Brunhilt la belle se releva aussitôt : — « Noble guerrier Gunther, merci de ce coup ! » dit-elle. Elle croyait qu’il l’avait vaincue par sa propre force ; mais non, c’était un homme plus fort qui l’avait abattue.

Alors elle s’avança transportée de fureur. Elle leva haut la pierre, cette noble vierge, et la lança avec vigueur bien loin d’elle. Puis elle bondit après la pierre, et son armure en retentit fortement.

La pierre était tombée à douze brasses de distance. D’un bond elle avait dépassé le jet, la femme au beau corps ! Siegfrid le rapide alla vers l’endroit où se trouvait la pierre.
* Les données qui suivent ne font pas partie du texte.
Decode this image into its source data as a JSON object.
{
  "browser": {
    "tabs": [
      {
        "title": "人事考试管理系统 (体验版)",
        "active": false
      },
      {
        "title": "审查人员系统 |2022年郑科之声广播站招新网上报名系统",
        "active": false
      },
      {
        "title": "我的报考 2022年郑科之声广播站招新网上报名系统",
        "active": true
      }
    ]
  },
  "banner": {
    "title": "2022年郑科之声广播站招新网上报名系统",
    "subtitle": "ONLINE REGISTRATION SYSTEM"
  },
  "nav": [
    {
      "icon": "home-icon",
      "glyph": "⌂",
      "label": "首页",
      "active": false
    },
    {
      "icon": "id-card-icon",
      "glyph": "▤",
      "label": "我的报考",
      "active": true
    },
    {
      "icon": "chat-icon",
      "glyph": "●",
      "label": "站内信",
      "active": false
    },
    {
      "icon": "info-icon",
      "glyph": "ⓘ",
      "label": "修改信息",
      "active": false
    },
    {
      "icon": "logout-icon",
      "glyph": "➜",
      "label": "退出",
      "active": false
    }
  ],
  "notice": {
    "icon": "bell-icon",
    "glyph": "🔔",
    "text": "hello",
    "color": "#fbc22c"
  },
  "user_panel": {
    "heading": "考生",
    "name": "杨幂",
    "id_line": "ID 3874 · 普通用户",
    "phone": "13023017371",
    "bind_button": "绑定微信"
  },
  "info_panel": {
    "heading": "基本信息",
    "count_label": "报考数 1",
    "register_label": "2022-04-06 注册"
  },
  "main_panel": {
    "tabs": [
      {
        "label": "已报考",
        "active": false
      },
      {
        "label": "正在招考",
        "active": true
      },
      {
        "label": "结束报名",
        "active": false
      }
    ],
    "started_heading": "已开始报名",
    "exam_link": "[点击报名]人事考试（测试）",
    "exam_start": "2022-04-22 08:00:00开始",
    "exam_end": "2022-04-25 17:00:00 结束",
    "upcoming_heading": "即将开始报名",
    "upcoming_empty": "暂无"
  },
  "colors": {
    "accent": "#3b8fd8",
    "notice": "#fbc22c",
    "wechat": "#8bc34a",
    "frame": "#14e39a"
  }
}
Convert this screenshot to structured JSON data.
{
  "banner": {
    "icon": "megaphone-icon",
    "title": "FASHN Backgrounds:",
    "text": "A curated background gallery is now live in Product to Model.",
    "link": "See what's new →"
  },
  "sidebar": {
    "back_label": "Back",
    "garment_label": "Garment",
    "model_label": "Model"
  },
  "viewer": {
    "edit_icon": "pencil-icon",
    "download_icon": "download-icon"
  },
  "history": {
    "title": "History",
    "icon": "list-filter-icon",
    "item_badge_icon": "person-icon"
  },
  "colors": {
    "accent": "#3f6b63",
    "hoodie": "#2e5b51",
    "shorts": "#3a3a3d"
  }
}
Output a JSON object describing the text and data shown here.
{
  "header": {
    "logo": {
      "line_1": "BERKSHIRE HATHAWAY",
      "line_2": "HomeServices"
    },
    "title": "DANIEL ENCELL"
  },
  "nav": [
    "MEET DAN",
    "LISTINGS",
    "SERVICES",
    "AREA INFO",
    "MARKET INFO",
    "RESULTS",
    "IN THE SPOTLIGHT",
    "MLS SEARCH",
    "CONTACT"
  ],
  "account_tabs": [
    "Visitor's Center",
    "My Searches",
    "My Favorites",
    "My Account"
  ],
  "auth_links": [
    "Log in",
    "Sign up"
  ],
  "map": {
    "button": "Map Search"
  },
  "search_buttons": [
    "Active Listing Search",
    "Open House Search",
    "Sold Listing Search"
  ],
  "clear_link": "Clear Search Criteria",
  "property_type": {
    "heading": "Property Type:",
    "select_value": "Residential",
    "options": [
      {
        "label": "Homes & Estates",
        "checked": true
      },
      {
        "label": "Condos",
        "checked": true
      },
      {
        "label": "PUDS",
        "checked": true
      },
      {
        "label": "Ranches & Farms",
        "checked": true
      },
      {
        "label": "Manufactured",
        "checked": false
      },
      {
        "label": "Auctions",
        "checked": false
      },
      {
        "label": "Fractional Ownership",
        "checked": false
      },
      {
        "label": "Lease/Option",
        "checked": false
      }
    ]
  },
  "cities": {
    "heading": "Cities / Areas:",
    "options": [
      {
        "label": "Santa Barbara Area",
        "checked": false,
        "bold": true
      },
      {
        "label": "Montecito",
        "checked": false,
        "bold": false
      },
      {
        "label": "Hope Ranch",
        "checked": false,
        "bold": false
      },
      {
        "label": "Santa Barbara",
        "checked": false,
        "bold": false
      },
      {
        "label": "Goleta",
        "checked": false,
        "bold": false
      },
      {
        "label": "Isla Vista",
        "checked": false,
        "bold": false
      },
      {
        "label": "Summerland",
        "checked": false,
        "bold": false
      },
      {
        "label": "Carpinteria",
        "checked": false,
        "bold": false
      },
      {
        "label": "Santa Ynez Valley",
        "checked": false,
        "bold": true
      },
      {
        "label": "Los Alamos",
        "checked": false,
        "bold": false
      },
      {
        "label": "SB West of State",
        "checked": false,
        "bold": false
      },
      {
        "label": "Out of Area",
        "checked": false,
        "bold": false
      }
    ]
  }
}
Gunther la souleva, mais ce fut Siegfrid qui la lança.

Il était brave, fort et grand. Il lança la pierre plus loin et bondit aussi plus loin. Par ses artifices il avait assez de force pour enlever avec lui, en sautant, le roi Gunther.

Le saut était accompli, la pierre était là couchée à terre, et l’on n’avait vu personne d’autre que le guerrier Gunther. Brunhilt la belle devint rouge de colère ; Siegfrid avait sauvé Gunther de la mort.